Comment by bambax

21 hours ago

> Unlike their human counterparts who would and escalate a requirements gap to product when necessary, coding assistants are notorious for burying those requirement gaps within hundreds of lines of code

This is the kind of argument that seems true on the surface, but isn't really. An LLM will do what you ask it to do! If you tell it to ask questions and poke holes into your requirements and not jump to code, it will do exactly that, and usually better than a human.

If you then ask it to refactor some code, identify redundancies, put this or that functionality into a reuseable library, it will also do that.

Those critiques of coding assistants are really critiques of "pure vibe coders" who don't know anything and just try to output yet another useless PDF parsing library before they move on to other things.

I hear your pushback, but that I think that's his point:

Even seasoned coders using plan mode are funneled towards "get the code out" when experience shows that the final code is a tiny part of the overall picture.

The entire experience should be reorganized that the code is almost the afterthought, and the requirements, specs, edge cases, tests, etc are the primary part.

  • This is always been the businessman's dream to write requirements and then coding becomes a mindless work but requirements and specs can never cover every small detail. Code itself is the spec but Business people just dont wanna write it. if you handle all edge cases and limitation in the spec, and then do the same in the code, you are just writing code twice.

    This also completely ignores the fact that PMs and Business teams are generating specs by AI too, so its slop covered by more slop and has no actual specific details until you reach the code level.
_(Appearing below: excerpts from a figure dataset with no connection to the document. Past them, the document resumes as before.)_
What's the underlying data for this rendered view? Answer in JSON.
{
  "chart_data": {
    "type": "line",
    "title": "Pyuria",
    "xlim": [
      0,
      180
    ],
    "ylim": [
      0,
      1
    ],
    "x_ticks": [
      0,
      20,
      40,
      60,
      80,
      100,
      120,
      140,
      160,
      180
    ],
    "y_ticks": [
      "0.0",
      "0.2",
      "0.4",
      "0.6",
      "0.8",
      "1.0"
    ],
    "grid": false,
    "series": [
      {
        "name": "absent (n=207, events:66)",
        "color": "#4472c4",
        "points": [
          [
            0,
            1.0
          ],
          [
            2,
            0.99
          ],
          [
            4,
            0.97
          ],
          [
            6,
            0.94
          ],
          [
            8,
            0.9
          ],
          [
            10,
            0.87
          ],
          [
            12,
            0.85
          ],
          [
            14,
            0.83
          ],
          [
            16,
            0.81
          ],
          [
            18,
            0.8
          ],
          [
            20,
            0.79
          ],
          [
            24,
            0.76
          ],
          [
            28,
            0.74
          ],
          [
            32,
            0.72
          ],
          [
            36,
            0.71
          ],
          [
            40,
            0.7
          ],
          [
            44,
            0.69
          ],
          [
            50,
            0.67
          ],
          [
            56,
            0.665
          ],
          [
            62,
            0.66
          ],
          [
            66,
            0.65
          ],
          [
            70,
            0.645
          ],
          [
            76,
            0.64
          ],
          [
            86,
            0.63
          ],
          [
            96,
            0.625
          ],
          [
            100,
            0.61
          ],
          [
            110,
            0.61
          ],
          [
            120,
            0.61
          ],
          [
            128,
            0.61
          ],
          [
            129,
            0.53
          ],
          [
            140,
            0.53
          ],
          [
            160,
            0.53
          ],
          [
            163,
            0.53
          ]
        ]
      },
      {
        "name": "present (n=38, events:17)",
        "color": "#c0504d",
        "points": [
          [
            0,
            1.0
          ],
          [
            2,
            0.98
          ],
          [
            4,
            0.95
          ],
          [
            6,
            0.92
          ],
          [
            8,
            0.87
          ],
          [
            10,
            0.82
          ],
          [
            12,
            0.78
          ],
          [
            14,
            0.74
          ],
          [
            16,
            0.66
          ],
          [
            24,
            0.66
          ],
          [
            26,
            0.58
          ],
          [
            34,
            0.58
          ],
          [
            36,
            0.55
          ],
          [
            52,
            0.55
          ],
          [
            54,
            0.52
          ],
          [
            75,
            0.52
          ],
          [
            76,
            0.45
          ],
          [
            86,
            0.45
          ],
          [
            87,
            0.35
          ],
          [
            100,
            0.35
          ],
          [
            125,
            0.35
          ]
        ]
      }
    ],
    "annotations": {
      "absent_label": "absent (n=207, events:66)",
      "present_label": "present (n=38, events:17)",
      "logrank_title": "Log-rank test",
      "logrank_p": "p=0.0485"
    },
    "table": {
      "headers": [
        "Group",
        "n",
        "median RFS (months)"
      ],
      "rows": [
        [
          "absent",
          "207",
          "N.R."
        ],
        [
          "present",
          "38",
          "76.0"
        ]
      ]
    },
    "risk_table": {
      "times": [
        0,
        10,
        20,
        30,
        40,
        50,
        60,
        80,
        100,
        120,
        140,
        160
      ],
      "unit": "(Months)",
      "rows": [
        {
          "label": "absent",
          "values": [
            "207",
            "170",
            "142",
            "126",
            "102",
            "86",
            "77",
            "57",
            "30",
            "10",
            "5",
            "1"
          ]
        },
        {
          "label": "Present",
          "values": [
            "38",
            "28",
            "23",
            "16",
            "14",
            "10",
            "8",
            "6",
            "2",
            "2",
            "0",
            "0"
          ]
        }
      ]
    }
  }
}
It will not in fact always do what you ask it because it lacks any understanding, though the chat interface and prolix nature of LLMs does a good job at hiding that.
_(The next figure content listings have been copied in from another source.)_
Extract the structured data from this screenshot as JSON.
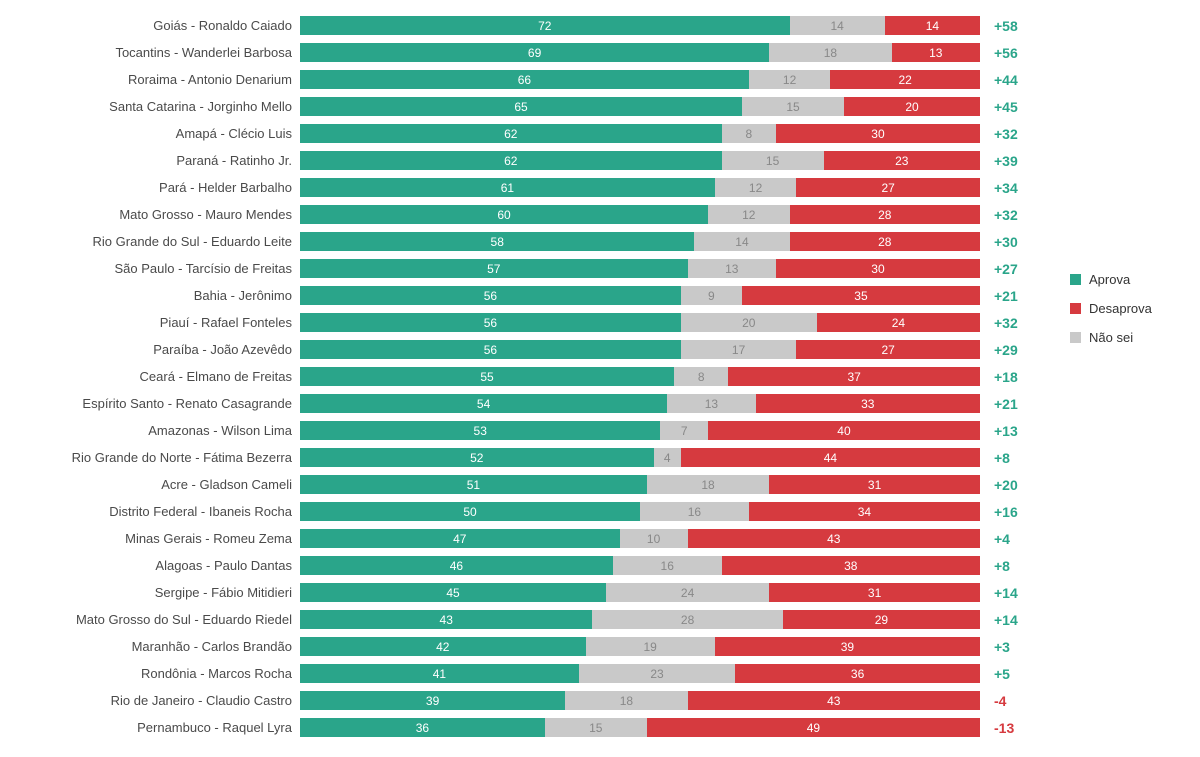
{
  "chart": {
    "type": "stacked-bar-horizontal",
    "colors": {
      "aprova": "#2aa58a",
      "naosei": "#c9c9c9",
      "desaprova": "#d63a3f",
      "gray_text": "#888888",
      "positive_diff": "#2aa58a",
      "negative_diff": "#d63a3f",
      "label_text": "#4a4a4a",
      "background": "#ffffff"
    },
    "font_sizes": {
      "label": 13,
      "segment": 12,
      "diff": 14,
      "legend": 13
    },
    "legend": [
      {
        "key": "aprova",
        "label": "Aprova"
      },
      {
        "key": "desaprova",
        "label": "Desaprova"
      },
      {
        "key": "naosei",
        "label": "Não sei"
      }
    ],
    "rows": [
      {
        "label": "Goiás - Ronaldo Caiado",
        "aprova": 72,
        "naosei": 14,
        "desaprova": 14,
        "diff": "+58"
      },
      {
        "label": "Tocantins - Wanderlei Barbosa",
        "aprova": 69,
        "naosei": 18,
        "desaprova": 13,
        "diff": "+56"
      },
      {
        "label": "Roraima - Antonio Denarium",
        "aprova": 66,
        "naosei": 12,
        "desaprova": 22,
        "diff": "+44"
      },
      {
        "label": "Santa Catarina - Jorginho Mello",
        "aprova": 65,
        "naosei": 15,
        "desaprova": 20,
        "diff": "+45"
      },
      {
        "label": "Amapá - Clécio Luis",
        "aprova": 62,
        "naosei": 8,
        "desaprova": 30,
        "diff": "+32"
      },
      {
        "label": "Paraná - Ratinho Jr.",
        "aprova": 62,
        "naosei": 15,
        "desaprova": 23,
        "diff": "+39"
      },
      {
        "label": "Pará - Helder Barbalho",
        "aprova": 61,
        "naosei": 12,
        "desaprova": 27,
        "diff": "+34"
      },
      {
        "label": "Mato Grosso - Mauro Mendes",
        "aprova": 60,
        "naosei": 12,
        "desaprova": 28,
        "diff": "+32"
      },
      {
        "label": "Rio Grande do Sul - Eduardo Leite",
        "aprova": 58,
        "naosei": 14,
        "desaprova": 28,
        "diff": "+30"
      },
      {
        "label": "São Paulo - Tarcísio de Freitas",
        "aprova": 57,
        "naosei": 13,
        "desaprova": 30,
        "diff": "+27"
      },
      {
        "label": "Bahia - Jerônimo",
        "aprova": 56,
        "naosei": 9,
        "desaprova": 35,
        "diff": "+21"
      },
      {
        "label": "Piauí - Rafael Fonteles",
        "aprova": 56,
        "naosei": 20,
        "desaprova": 24,
        "diff": "+32"
      },
      {
        "label": "Paraíba - João Azevêdo",
        "aprova": 56,
        "naosei": 17,
        "desaprova": 27,
        "diff": "+29"
      },
      {
        "label": "Ceará - Elmano de Freitas",
        "aprova": 55,
        "naosei": 8,
        "desaprova": 37,
        "diff": "+18"
      },
      {
        "label": "Espírito Santo - Renato Casagrande",
        "aprova": 54,
        "naosei": 13,
        "desaprova": 33,
        "diff": "+21"
      },
      {
        "label": "Amazonas - Wilson Lima",
        "aprova": 53,
        "naosei": 7,
        "desaprova": 40,
        "diff": "+13"
      },
      {
        "label": "Rio Grande do Norte - Fátima Bezerra",
        "aprova": 52,
        "naosei": 4,
        "desaprova": 44,
        "diff": "+8"
      },
      {
        "label": "Acre - Gladson Cameli",
        "aprova": 51,
        "naosei": 18,
        "desaprova": 31,
        "diff": "+20"
      },
      {
        "label": "Distrito Federal - Ibaneis Rocha",
        "aprova": 50,
        "naosei": 16,
        "desaprova": 34,
        "diff": "+16"
      },
      {
        "label": "Minas Gerais - Romeu Zema",
        "aprova": 47,
        "naosei": 10,
        "desaprova": 43,
        "diff": "+4"
      },
      {
        "label": "Alagoas - Paulo Dantas",
        "aprova": 46,
        "naosei": 16,
        "desaprova": 38,
        "diff": "+8"
      },
      {
        "label": "Sergipe - Fábio Mitidieri",
        "aprova": 45,
        "naosei": 24,
        "desaprova": 31,
        "diff": "+14"
      },
      {
        "label": "Mato Grosso do Sul - Eduardo Riedel",
        "aprova": 43,
        "naosei": 28,
        "desaprova": 29,
        "diff": "+14"
      },
      {
        "label": "Maranhão - Carlos Brandão",
        "aprova": 42,
        "naosei": 19,
        "desaprova": 39,
        "diff": "+3"
      },
      {
        "label": "Rondônia - Marcos Rocha",
        "aprova": 41,
        "naosei": 23,
        "desaprova": 36,
        "diff": "+5"
      },
      {
        "label": "Rio de Janeiro - Claudio Castro",
        "aprova": 39,
        "naosei": 18,
        "desaprova": 43,
        "diff": "-4"
      },
      {
        "label": "Pernambuco - Raquel Lyra",
        "aprova": 36,
        "naosei": 15,
        "desaprova": 49,
        "diff": "-13"
      }
    ]
  }
}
It’s like in Anthropic’s own experiment. People who used AI to do their work for them did worse than the control group. But people who used AI to help them understand the problem, brainstorm ideas, and work on their solution did better.
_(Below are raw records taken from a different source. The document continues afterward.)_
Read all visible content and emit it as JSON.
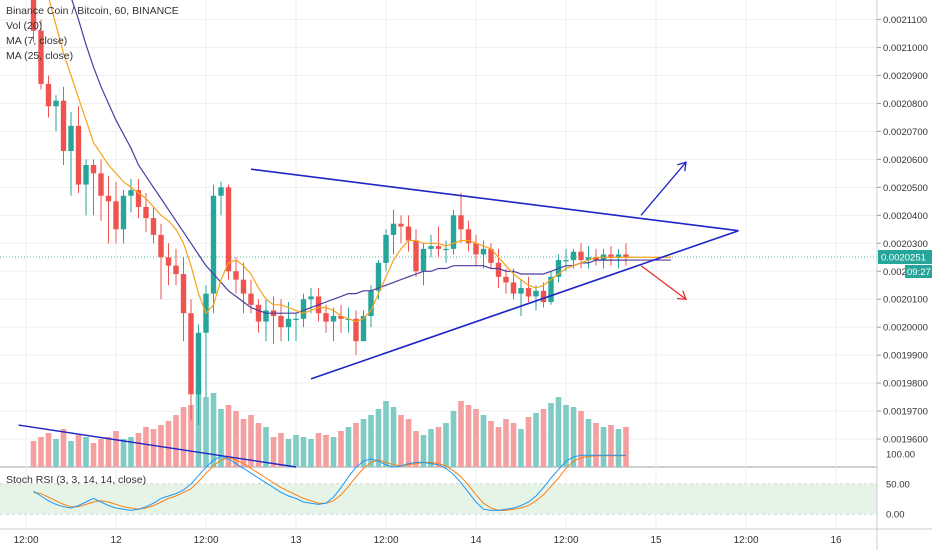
{
  "header": {
    "title": "Binance Coin / Bitcoin, 60, BINANCE",
    "indicators": [
      "Vol (20)",
      "MA (7, close)",
      "MA (25, close)"
    ]
  },
  "rsi": {
    "label": "Stoch RSI (3, 3, 14, 14, close)",
    "ticks": [
      "100.00",
      "50.00",
      "0.00"
    ]
  },
  "price_badge": {
    "value": "0.0020251",
    "countdown": "09:27"
  },
  "colors": {
    "up": "#26a69a",
    "down": "#ef5350",
    "vol_up": "#80cbc4",
    "vol_down": "#f4a0a0",
    "ma7": "#f7a21b",
    "ma25": "#4f3b9e",
    "trend": "#1f24c8",
    "arrow_down": "#e52d2d",
    "rsi_k": "#2196f3",
    "rsi_d": "#ff7f0e"
  },
  "chart_data": {
    "type": "candlestick",
    "title": "Binance Coin / Bitcoin, 60, BINANCE",
    "y_ticks": [
      "0.0021100",
      "0.0021000",
      "0.0020900",
      "0.0020800",
      "0.0020700",
      "0.0020600",
      "0.0020500",
      "0.0020400",
      "0.0020300",
      "0.0020200",
      "0.0020100",
      "0.0020000",
      "0.0019900",
      "0.0019800",
      "0.0019700",
      "0.0019600"
    ],
    "ylim": [
      0.00195,
      0.002117
    ],
    "x_ticks": [
      {
        "label": "12:00",
        "hour": -12
      },
      {
        "label": "12",
        "hour": 0
      },
      {
        "label": "12:00",
        "hour": 12
      },
      {
        "label": "13",
        "hour": 24
      },
      {
        "label": "12:00",
        "hour": 36
      },
      {
        "label": "14",
        "hour": 48
      },
      {
        "label": "12:00",
        "hour": 60
      },
      {
        "label": "15",
        "hour": 72
      },
      {
        "label": "12:00",
        "hour": 84
      },
      {
        "label": "16",
        "hour": 96
      }
    ],
    "candles_start_hour": -11,
    "candles": [
      [
        0.002117,
        0.002117,
        0.002102,
        0.002106
      ],
      [
        0.002106,
        0.00211,
        0.002085,
        0.002087
      ],
      [
        0.002087,
        0.00209,
        0.002075,
        0.002079
      ],
      [
        0.002079,
        0.002083,
        0.00207,
        0.002081
      ],
      [
        0.002081,
        0.002086,
        0.002058,
        0.002063
      ],
      [
        0.002063,
        0.002077,
        0.002047,
        0.002072
      ],
      [
        0.002072,
        0.002079,
        0.002048,
        0.002051
      ],
      [
        0.002051,
        0.00206,
        0.00204,
        0.002058
      ],
      [
        0.002058,
        0.00206,
        0.00204,
        0.002055
      ],
      [
        0.002055,
        0.00206,
        0.002038,
        0.002047
      ],
      [
        0.002047,
        0.002054,
        0.00203,
        0.002045
      ],
      [
        0.002045,
        0.002052,
        0.00203,
        0.002035
      ],
      [
        0.002035,
        0.002049,
        0.00203,
        0.002047
      ],
      [
        0.002047,
        0.002053,
        0.002041,
        0.002049
      ],
      [
        0.002049,
        0.002053,
        0.002039,
        0.002043
      ],
      [
        0.002043,
        0.002048,
        0.002034,
        0.002039
      ],
      [
        0.002039,
        0.002043,
        0.00203,
        0.002033
      ],
      [
        0.002033,
        0.002037,
        0.00201,
        0.002025
      ],
      [
        0.002025,
        0.00203,
        0.002015,
        0.002022
      ],
      [
        0.002022,
        0.002028,
        0.002015,
        0.002019
      ],
      [
        0.002019,
        0.002025,
        0.001995,
        0.002005
      ],
      [
        0.002005,
        0.00201,
        0.001967,
        0.001976
      ],
      [
        0.001976,
        0.002001,
        0.001965,
        0.001998
      ],
      [
        0.001998,
        0.002015,
        0.001975,
        0.002012
      ],
      [
        0.002012,
        0.002051,
        0.002005,
        0.002047
      ],
      [
        0.002047,
        0.002052,
        0.00204,
        0.00205
      ],
      [
        0.00205,
        0.002051,
        0.002017,
        0.00202
      ],
      [
        0.00202,
        0.002025,
        0.002012,
        0.002017
      ],
      [
        0.002017,
        0.002023,
        0.002005,
        0.002012
      ],
      [
        0.002012,
        0.002017,
        0.002005,
        0.002008
      ],
      [
        0.002008,
        0.00201,
        0.001998,
        0.002002
      ],
      [
        0.002002,
        0.00201,
        0.001995,
        0.002006
      ],
      [
        0.002006,
        0.002011,
        0.001994,
        0.002004
      ],
      [
        0.002004,
        0.00201,
        0.001995,
        0.002
      ],
      [
        0.002,
        0.002009,
        0.001995,
        0.002003
      ],
      [
        0.002003,
        0.002005,
        0.001995,
        0.002003
      ],
      [
        0.002003,
        0.002012,
        0.002,
        0.00201
      ],
      [
        0.00201,
        0.002014,
        0.002005,
        0.002011
      ],
      [
        0.002011,
        0.002014,
        0.002002,
        0.002005
      ],
      [
        0.002005,
        0.002008,
        0.001998,
        0.002002
      ],
      [
        0.002002,
        0.002007,
        0.001995,
        0.002004
      ],
      [
        0.002004,
        0.002008,
        0.001998,
        0.002003
      ],
      [
        0.002003,
        0.002007,
        0.001998,
        0.002003
      ],
      [
        0.002003,
        0.002006,
        0.00199,
        0.001995
      ],
      [
        0.001995,
        0.002006,
        0.001995,
        0.002004
      ],
      [
        0.002004,
        0.002015,
        0.002,
        0.002013
      ],
      [
        0.002013,
        0.002024,
        0.00201,
        0.002023
      ],
      [
        0.002023,
        0.002035,
        0.00202,
        0.002033
      ],
      [
        0.002033,
        0.002042,
        0.002026,
        0.002037
      ],
      [
        0.002037,
        0.00204,
        0.00203,
        0.002036
      ],
      [
        0.002036,
        0.00204,
        0.002027,
        0.002031
      ],
      [
        0.002031,
        0.002035,
        0.002018,
        0.00202
      ],
      [
        0.00202,
        0.00203,
        0.002015,
        0.002028
      ],
      [
        0.002028,
        0.002033,
        0.002025,
        0.002029
      ],
      [
        0.002029,
        0.002036,
        0.002025,
        0.002028
      ],
      [
        0.002028,
        0.002031,
        0.002023,
        0.002028
      ],
      [
        0.002028,
        0.002042,
        0.002026,
        0.00204
      ],
      [
        0.00204,
        0.002048,
        0.00203,
        0.002035
      ],
      [
        0.002035,
        0.002038,
        0.002027,
        0.00203
      ],
      [
        0.00203,
        0.002033,
        0.002022,
        0.002026
      ],
      [
        0.002026,
        0.002031,
        0.002021,
        0.002028
      ],
      [
        0.002028,
        0.00203,
        0.002021,
        0.002023
      ],
      [
        0.002023,
        0.002028,
        0.002014,
        0.002018
      ],
      [
        0.002018,
        0.002021,
        0.002012,
        0.002016
      ],
      [
        0.002016,
        0.002021,
        0.00201,
        0.002012
      ],
      [
        0.002012,
        0.002017,
        0.002004,
        0.002014
      ],
      [
        0.002014,
        0.002018,
        0.002009,
        0.002011
      ],
      [
        0.002011,
        0.002015,
        0.002006,
        0.002013
      ],
      [
        0.002013,
        0.002016,
        0.002007,
        0.002009
      ],
      [
        0.002009,
        0.00202,
        0.002008,
        0.002018
      ],
      [
        0.002018,
        0.002026,
        0.002016,
        0.002024
      ],
      [
        0.002024,
        0.002028,
        0.00202,
        0.002024
      ],
      [
        0.002024,
        0.002028,
        0.002021,
        0.002027
      ],
      [
        0.002027,
        0.00203,
        0.002021,
        0.002024
      ],
      [
        0.002024,
        0.002029,
        0.002021,
        0.002025
      ],
      [
        0.002025,
        0.002028,
        0.002022,
        0.002024
      ],
      [
        0.002024,
        0.002028,
        0.002021,
        0.002026
      ],
      [
        0.002026,
        0.002029,
        0.002022,
        0.002025
      ],
      [
        0.002025,
        0.002028,
        0.002021,
        0.002026
      ],
      [
        0.002026,
        0.00203,
        0.002022,
        0.002025
      ]
    ],
    "volumes": [
      26,
      30,
      34,
      28,
      38,
      26,
      32,
      30,
      24,
      28,
      30,
      36,
      28,
      30,
      34,
      40,
      38,
      42,
      46,
      52,
      60,
      62,
      78,
      70,
      74,
      58,
      62,
      56,
      48,
      52,
      44,
      40,
      30,
      34,
      28,
      32,
      30,
      28,
      34,
      32,
      30,
      36,
      40,
      44,
      48,
      52,
      58,
      66,
      60,
      52,
      48,
      36,
      32,
      38,
      40,
      44,
      56,
      66,
      62,
      58,
      52,
      46,
      40,
      48,
      44,
      38,
      50,
      54,
      58,
      64,
      70,
      62,
      60,
      56,
      48,
      44,
      40,
      42,
      38,
      40
    ],
    "ma7": [
      0.002135,
      0.002128,
      0.002118,
      0.002108,
      0.002098,
      0.00209,
      0.002082,
      0.002074,
      0.002066,
      0.002062,
      0.002058,
      0.002055,
      0.002052,
      0.00205,
      0.002048,
      0.002046,
      0.002043,
      0.00204,
      0.002038,
      0.002035,
      0.00203,
      0.002022,
      0.002012,
      0.002005,
      0.002008,
      0.002017,
      0.002023,
      0.002024,
      0.002022,
      0.002019,
      0.002014,
      0.00201,
      0.002008,
      0.002008,
      0.002007,
      0.002006,
      0.002005,
      0.002006,
      0.002007,
      0.002007,
      0.002006,
      0.002004,
      0.002003,
      0.002002,
      0.002003,
      0.002006,
      0.002012,
      0.002018,
      0.002024,
      0.002028,
      0.002031,
      0.002031,
      0.00203,
      0.00203,
      0.00203,
      0.002029,
      0.00203,
      0.002031,
      0.002031,
      0.00203,
      0.002029,
      0.002028,
      0.002025,
      0.002022,
      0.002019,
      0.002017,
      0.002015,
      0.002014,
      0.002015,
      0.002017,
      0.002019,
      0.002021,
      0.002022,
      0.002023,
      0.002024,
      0.002025,
      0.002025,
      0.002025,
      0.002025,
      0.002025
    ],
    "ma25": [
      0.00216,
      0.002152,
      0.002144,
      0.002136,
      0.002127,
      0.002118,
      0.00211,
      0.002101,
      0.002093,
      0.002086,
      0.00208,
      0.002074,
      0.002069,
      0.002064,
      0.002058,
      0.002054,
      0.00205,
      0.002046,
      0.002042,
      0.002038,
      0.002034,
      0.00203,
      0.002026,
      0.002022,
      0.002019,
      0.002016,
      0.002013,
      0.002011,
      0.002009,
      0.002007,
      0.002006,
      0.002005,
      0.002005,
      0.002005,
      0.002005,
      0.002005,
      0.002006,
      0.002007,
      0.002008,
      0.002009,
      0.00201,
      0.002011,
      0.002012,
      0.002012,
      0.002013,
      0.002013,
      0.002014,
      0.002015,
      0.002016,
      0.002017,
      0.002018,
      0.002019,
      0.00202,
      0.00202,
      0.002021,
      0.002021,
      0.002022,
      0.002022,
      0.002022,
      0.002022,
      0.002022,
      0.002021,
      0.002021,
      0.00202,
      0.00202,
      0.002019,
      0.002019,
      0.002019,
      0.002019,
      0.00202,
      0.002021,
      0.002022,
      0.002022,
      0.002023,
      0.002023,
      0.002024,
      0.002024,
      0.002024,
      0.002024,
      0.002024
    ],
    "stoch_k": [
      38,
      30,
      22,
      16,
      12,
      10,
      14,
      20,
      26,
      20,
      14,
      10,
      8,
      6,
      8,
      12,
      18,
      26,
      30,
      34,
      40,
      50,
      64,
      78,
      90,
      96,
      92,
      84,
      76,
      68,
      60,
      52,
      44,
      36,
      30,
      26,
      20,
      18,
      16,
      18,
      28,
      44,
      62,
      78,
      88,
      92,
      88,
      82,
      78,
      80,
      84,
      86,
      86,
      84,
      82,
      76,
      66,
      52,
      36,
      20,
      8,
      6,
      6,
      8,
      10,
      14,
      20,
      30,
      44,
      60,
      74,
      88,
      95,
      98,
      98,
      98,
      98,
      98,
      98,
      98
    ],
    "stoch_d": [
      36,
      34,
      28,
      22,
      16,
      12,
      12,
      16,
      20,
      22,
      20,
      16,
      12,
      10,
      8,
      10,
      14,
      20,
      26,
      30,
      36,
      42,
      54,
      68,
      80,
      90,
      94,
      90,
      84,
      76,
      68,
      60,
      52,
      44,
      38,
      32,
      26,
      22,
      18,
      18,
      22,
      32,
      46,
      62,
      76,
      86,
      90,
      86,
      82,
      80,
      82,
      84,
      86,
      86,
      84,
      80,
      72,
      62,
      48,
      32,
      18,
      10,
      6,
      6,
      8,
      10,
      14,
      22,
      32,
      46,
      60,
      76,
      88,
      94,
      96,
      97,
      97,
      97,
      97,
      97
    ],
    "current_price": 0.0020251,
    "annotations": {
      "triangle": [
        {
          "from": {
            "hour": 18,
            "price": 0.0020565
          },
          "to": {
            "hour": 83,
            "price": 0.0020345
          }
        },
        {
          "from": {
            "hour": 26,
            "price": 0.0019815
          },
          "to": {
            "hour": 83,
            "price": 0.0020345
          }
        }
      ],
      "falling_line": {
        "from": {
          "hour": -13,
          "price": 0.001965
        },
        "to": {
          "hour": 24,
          "price": 0.00195
        }
      },
      "arrow_up": {
        "from": {
          "hour": 70,
          "price": 0.00204
        },
        "to": {
          "hour": 76,
          "price": 0.002059
        }
      },
      "arrow_down": {
        "from": {
          "hour": 70,
          "price": 0.002022
        },
        "to": {
          "hour": 76,
          "price": 0.00201
        }
      }
    }
  }
}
The way you approach using AI matters a lot, and it is a skill that can be learned.

It not just about asking questions, its about asking right questions. Can AI pushback and decline a completely stupid request? PMs & Business people dont really know the limitation of the software and almost always think adding more features is better. With AI you will be shipping 90% of the features which were never needed thus adding to bloat & making the product go off the rails quicker.